Meatball mavens can feed their mania here

February 04, 1996|By Robin Benzle | Robin Benzle,LOS ANGELES TIMES SYNDICATE

Maybe I'm mad, but the mere mention of meatballs makes my mind meander with memories of magical moments. A mutation of meat loaf, a midget of meats, these miniature mounds might not be majestic, but my main mission here in my monologue is to muster a memorial to the master of munchies.

Make no mistake, meatballs are main magnets at merry affairs, with most of the masses munching multiples of these marvelous marbles while mingling. Meatball maniacs like myself might manage to muster a meatball museum or maybe a mammoth monument with a meatball motif, mentioning the motto, "Meatballs on every menu." But I muse that most likely more than a minimal amount of money might be mandatory. Maybe millions.

Moreover, worth mentioning, they melt in your mouth, don't make a mess, mix marvelously with macaroni and mesh with martinis. They're moister than muffins, meatier than mollusks and make memorable meals at morning, midday and midnight. But mind you, they're mobile.

More monotonous "m" words, you moan? Maybe you make me to be a major menace and miscast moron who should be muffled, muzzled, muted and mugged. (My mother and marriage mate might not mind.) But as for me, I'm always in the mood for making meatballs.

Miniature meatballs in raisin sauce

Makes about 60 meatballs for hors d'oeuvres

2 slices wheat or white bread

2 pounds lean ground chuck

1 egg, beaten

3 tablespoons minced onion

1/4 cup freshly grated Parmesan cheese

1/2 teaspoon ground cinnamon

1 (12-ounce) jar crab-apple jelly

2/3 cup ketchup

1/3 cup seedless raisins

1 (8-ounce) package mini pita bread, quartered

Soak bread slices in a little cold water 1 minute until softened, then squeeze dry. Place bread in large bowl along with ground chuck, egg, onion, cheese and cinnamon. Mix well with hands. Form into 1-inch balls.
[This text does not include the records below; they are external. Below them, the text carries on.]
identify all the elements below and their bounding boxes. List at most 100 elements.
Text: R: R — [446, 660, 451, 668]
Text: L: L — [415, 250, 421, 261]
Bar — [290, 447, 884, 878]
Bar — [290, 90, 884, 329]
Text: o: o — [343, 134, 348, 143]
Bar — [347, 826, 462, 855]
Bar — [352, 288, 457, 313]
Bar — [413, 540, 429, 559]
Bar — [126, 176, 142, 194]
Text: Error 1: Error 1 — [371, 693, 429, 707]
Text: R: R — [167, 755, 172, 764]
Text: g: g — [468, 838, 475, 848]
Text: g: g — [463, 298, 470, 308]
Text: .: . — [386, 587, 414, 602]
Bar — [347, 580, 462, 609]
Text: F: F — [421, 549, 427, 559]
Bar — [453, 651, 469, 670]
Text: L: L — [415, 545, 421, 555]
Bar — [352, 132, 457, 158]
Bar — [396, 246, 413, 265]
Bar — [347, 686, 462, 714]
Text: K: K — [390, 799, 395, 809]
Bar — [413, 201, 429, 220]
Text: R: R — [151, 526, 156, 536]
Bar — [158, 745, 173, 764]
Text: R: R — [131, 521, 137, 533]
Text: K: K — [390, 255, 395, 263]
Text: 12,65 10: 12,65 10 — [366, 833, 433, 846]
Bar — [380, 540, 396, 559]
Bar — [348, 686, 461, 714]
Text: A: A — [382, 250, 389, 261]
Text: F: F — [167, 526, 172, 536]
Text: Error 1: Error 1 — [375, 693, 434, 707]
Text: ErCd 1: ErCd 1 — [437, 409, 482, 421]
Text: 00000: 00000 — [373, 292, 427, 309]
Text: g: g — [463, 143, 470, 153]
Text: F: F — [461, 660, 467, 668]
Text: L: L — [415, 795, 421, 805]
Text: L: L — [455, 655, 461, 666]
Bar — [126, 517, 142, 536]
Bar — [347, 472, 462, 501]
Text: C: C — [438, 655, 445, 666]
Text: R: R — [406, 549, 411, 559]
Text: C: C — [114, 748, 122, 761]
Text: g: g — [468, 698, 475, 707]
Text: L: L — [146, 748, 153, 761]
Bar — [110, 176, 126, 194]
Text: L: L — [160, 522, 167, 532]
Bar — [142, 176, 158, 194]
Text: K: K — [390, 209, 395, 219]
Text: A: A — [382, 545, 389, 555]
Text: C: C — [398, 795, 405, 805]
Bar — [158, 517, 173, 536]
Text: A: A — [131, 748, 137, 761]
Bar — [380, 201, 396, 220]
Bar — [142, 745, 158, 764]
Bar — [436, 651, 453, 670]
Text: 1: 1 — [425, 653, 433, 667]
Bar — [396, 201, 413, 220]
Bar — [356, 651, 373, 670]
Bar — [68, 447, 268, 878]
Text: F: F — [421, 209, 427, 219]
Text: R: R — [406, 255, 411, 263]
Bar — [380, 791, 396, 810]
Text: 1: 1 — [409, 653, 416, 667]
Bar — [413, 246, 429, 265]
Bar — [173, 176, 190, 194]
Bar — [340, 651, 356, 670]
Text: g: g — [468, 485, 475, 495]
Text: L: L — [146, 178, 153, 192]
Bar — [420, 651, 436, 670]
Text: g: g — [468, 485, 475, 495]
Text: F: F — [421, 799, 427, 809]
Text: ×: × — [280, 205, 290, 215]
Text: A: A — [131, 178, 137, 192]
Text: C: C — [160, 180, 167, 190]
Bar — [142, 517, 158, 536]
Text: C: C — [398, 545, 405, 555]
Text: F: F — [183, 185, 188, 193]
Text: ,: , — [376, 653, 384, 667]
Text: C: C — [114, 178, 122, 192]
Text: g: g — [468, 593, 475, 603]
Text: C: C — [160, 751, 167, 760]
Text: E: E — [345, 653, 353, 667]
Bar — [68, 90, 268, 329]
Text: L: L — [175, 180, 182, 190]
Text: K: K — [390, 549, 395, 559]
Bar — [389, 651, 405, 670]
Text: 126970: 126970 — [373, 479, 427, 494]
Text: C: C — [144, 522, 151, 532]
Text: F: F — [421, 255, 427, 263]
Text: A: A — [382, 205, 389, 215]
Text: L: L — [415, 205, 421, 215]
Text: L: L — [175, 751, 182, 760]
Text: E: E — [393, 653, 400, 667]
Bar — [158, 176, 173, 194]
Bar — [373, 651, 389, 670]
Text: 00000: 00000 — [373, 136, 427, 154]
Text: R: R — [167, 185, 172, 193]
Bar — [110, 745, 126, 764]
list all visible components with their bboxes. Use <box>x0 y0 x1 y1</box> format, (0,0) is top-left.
Combine jelly, ketchup and raisins in large skillet and bring to simmer, stirring, over medium heat. Add meatballs to raisin sauce and simmer, uncovered, 30 minutes, until meat is done. Serve with toothpicks and wedges of pita bread.

*

This recipe includes a creamy tomato chaser for these square meatballs made for hot-food lovers.

Atomic meatballs

Makes about 75 hors d'oeuvres

MEATBALLS:

4 slices white bread

3 pounds ground beef sirloin

2 eggs, beaten

1/3 cup finely chopped onion

2 teaspoons ground white pepper

2 teaspoons ground black pepper

2 1/2 teaspoons cayenne pepper

1 1/2 teaspoons salt

TOMATO CHASER:

1 cup canned crushed tomatoes in puree

3 tablespoons lemon juice

1 tablespoon brown sugar, packed

1 tablespoon granulated sugar

1 tablespoon sour cream

To prepare meatballs, soften bread slices in a little water and squeeze dry. Place in large bowl along with ground sirloin; eggs; onion; white, black and cayenne peppers; and salt. Mix well with hands. Spread mixture evenly in 9-by-13-inch baking dish.
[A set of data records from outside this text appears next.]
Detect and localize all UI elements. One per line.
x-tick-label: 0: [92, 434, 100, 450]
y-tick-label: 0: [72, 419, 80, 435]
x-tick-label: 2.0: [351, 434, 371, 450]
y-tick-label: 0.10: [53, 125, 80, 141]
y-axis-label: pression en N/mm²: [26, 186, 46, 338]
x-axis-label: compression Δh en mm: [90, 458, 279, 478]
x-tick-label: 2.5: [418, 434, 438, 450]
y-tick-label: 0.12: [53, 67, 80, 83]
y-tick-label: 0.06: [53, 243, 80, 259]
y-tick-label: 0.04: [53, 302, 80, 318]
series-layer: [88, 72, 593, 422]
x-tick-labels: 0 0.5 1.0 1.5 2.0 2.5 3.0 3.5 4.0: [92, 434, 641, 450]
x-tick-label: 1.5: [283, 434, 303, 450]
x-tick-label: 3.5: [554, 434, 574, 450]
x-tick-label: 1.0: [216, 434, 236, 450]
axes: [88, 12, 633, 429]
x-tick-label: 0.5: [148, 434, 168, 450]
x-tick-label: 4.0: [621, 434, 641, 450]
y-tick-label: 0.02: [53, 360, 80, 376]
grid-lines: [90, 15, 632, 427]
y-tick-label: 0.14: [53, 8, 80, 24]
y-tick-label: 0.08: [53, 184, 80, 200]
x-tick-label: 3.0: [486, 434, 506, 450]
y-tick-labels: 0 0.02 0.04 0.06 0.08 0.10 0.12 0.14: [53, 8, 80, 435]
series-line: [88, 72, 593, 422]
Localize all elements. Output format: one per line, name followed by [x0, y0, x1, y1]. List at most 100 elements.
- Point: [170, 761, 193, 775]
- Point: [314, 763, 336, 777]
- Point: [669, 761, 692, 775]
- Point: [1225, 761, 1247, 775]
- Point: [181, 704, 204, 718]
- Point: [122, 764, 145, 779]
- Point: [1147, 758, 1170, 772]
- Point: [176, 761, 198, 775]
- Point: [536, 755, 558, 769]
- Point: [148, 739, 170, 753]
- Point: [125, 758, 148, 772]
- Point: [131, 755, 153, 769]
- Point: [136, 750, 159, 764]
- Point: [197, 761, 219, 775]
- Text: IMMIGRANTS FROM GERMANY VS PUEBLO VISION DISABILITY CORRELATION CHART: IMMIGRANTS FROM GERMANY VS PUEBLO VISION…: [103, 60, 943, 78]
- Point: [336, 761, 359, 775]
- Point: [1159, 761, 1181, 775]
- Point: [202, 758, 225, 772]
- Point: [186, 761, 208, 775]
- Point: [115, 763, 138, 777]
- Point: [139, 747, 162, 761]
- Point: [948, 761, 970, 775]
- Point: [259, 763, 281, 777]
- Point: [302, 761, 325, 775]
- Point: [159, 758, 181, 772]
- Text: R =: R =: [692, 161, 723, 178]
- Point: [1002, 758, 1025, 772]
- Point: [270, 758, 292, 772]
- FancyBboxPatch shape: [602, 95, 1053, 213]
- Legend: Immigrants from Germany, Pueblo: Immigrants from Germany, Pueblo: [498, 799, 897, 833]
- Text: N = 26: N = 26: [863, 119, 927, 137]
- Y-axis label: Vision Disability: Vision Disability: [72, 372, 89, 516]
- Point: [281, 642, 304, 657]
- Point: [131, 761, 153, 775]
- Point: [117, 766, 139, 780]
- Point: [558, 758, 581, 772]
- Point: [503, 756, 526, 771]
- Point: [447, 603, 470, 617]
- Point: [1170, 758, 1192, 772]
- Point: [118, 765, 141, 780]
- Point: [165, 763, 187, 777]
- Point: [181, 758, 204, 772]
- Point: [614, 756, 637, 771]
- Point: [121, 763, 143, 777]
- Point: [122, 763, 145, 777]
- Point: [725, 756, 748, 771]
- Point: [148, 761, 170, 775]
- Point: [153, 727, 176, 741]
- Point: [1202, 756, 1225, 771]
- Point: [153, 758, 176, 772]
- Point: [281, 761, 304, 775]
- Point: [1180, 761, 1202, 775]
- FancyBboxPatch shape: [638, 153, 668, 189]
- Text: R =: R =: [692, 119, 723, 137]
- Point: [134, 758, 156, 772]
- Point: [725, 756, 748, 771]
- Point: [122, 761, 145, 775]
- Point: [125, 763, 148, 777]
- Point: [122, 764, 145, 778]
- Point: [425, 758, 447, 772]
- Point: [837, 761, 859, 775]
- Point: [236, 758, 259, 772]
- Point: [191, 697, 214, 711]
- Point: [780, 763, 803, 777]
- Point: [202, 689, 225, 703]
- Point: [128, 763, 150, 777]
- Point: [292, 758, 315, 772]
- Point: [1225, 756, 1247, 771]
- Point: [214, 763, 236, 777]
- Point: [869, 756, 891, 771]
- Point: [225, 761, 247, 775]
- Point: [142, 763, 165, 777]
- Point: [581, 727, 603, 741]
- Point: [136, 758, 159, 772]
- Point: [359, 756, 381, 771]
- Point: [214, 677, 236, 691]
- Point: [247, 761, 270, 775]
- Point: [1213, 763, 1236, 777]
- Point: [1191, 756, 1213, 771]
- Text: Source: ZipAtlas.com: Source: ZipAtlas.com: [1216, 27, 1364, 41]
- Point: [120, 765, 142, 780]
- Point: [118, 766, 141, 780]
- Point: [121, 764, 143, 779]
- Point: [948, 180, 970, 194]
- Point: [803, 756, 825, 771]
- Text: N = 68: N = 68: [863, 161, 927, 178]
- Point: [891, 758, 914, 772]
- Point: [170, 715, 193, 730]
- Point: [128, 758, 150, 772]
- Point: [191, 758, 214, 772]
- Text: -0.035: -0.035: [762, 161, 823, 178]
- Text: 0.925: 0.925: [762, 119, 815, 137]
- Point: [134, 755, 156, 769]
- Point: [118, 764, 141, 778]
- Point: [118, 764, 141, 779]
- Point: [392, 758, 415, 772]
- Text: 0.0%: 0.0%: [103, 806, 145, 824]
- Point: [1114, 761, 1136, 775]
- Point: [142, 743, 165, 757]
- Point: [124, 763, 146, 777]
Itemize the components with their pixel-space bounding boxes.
Bake at 375 degrees 45 minutes (meat will shrink slightly). Remove from oven and let cool slightly. Cut into 1-inch squares. Transfer to serving bowl or plate. Have toothpicks available.

Meanwhile, to prepare chaser, process tomatoes, lemon juice, sugars and sour cream in food processor until smooth. Serve in bowl to accompany meatballs.

*

Soft, garlic meatballs that require no rolling are smothered in a light sauce and tossed with macaroni.

Drop meatballs and macaroni

Makes 4 to 6 servings

MEATBALLS:

1 1/2 pounds ground beef chuck or round

2 tablespoons tomato paste

4 cloves garlic, minced

1/4 cup grated Parmesan cheese

1/2 cup dry bread crumbs

1 teaspoon salt

1/2 teaspoon black pepper

2 eggs, beaten

1/4 cup milk

SAUCE:

2 cups dry white wine

2 tablespoons cornstarch

2 cups beef stock or broth

1/2 cup half and half

8 ounces elbow macaroni, cooked and drained

To prepare meatballs, mix together ground beef, tomato paste, garlic, cheese, bread crumbs, salt, pepper, eggs and milk in large bowl. Mixture will be soft.

To prepare sauce, bring wine to simmer in large, deep skillet. With hands, pinch off teaspoonfuls of meat mixture and drop gently into wine (use both hands and do 2 at a time).

Do not crowd pan, but let meatballs simmer, uncovered, 10 minutes, without touching. Gently turn meatballs and cook 10 to 15 minutes longer. Pour off most of remaining liquid.

Dissolve cornstarch in beef stock and add to skillet. Simmer about 5 minutes or until slightly thickened. Add half and half and cooked macaroni. Stir well. Heat through and serve.